When Bijaya Bahadur Mali (pic) of Chhatrapati Free Clinic (CFC) in Kathmandu decided to retrofit the building three years ago, many called him ‘mad’ for spending so much money on an old structure.
The single-storey clinic built in 1962 added three floors in 1985. But because it was retrofitted the building didn’t suffer a single crack in the 25 April earthquake and the 7.3 magnitude aftershock on 12 May.
“Those who called me crazy are now seeking shelter in the grounds of the clinic,” says Mali.
The clinic was able to treat hundreds of people injured in the earthquake and provided shelter to many who lost their homes as per an earthquake preparedness plan drawn up in 2005. It was a part of that plan to retrofit the building to make it earthquake-resistant at a cost of Rs 5.2 million.

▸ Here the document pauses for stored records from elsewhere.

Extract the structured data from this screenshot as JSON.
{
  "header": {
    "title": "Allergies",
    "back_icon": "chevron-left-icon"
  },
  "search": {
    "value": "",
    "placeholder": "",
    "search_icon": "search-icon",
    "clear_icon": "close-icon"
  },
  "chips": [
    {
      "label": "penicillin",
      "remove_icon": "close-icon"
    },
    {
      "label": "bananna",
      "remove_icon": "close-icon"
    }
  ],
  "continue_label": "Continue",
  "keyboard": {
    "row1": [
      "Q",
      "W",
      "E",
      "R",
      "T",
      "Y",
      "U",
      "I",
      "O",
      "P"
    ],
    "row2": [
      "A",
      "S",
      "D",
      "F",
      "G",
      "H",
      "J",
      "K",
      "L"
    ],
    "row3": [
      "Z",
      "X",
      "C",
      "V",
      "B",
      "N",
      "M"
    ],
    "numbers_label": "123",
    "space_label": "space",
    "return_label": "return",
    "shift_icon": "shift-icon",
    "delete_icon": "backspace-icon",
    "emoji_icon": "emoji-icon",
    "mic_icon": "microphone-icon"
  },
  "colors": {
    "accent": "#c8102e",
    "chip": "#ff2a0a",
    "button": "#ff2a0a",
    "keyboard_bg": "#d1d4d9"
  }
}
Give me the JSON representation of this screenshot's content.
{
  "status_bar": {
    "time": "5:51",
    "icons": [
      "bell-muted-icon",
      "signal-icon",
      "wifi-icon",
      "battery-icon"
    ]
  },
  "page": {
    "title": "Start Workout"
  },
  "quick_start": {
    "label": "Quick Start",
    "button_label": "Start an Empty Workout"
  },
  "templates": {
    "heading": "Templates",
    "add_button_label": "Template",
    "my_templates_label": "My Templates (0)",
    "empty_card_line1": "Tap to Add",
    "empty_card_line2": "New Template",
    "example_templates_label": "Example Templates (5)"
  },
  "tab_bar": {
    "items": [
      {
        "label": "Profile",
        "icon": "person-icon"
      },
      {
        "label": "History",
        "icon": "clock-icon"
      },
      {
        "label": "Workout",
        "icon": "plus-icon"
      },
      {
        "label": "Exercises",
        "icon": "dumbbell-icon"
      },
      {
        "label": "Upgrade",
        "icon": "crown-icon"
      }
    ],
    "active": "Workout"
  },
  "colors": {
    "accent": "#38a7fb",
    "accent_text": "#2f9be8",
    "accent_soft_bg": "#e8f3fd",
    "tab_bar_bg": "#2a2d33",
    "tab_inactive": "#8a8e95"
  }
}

With support from the National Society of Earthquake Technology (NSET), the clinic also trained 200 local youth and 600 communtiy members in rescue work in case of a big earthquake. They ended up saving many lives last month. Mali has been pushing retrofitting all old and weak hospital buildings across the country. But he says political leaders and government authorities were not receptive to the idea of earthquake preparedness.
“The earthquake struck when a Constituent Assembly session was going on and all political leaders were there,” he says. “But I don’t think they have learnt their lesson yet. It wasn’t the earthquake that killed people but the indifference of our politicians.”
Two years ago Mali built an earthquake-resistant house for himself. He says, “If your damaged house can be retrofitted by spending 40 per cent of the cost of building a new one, then retrofitting is a wise idea.”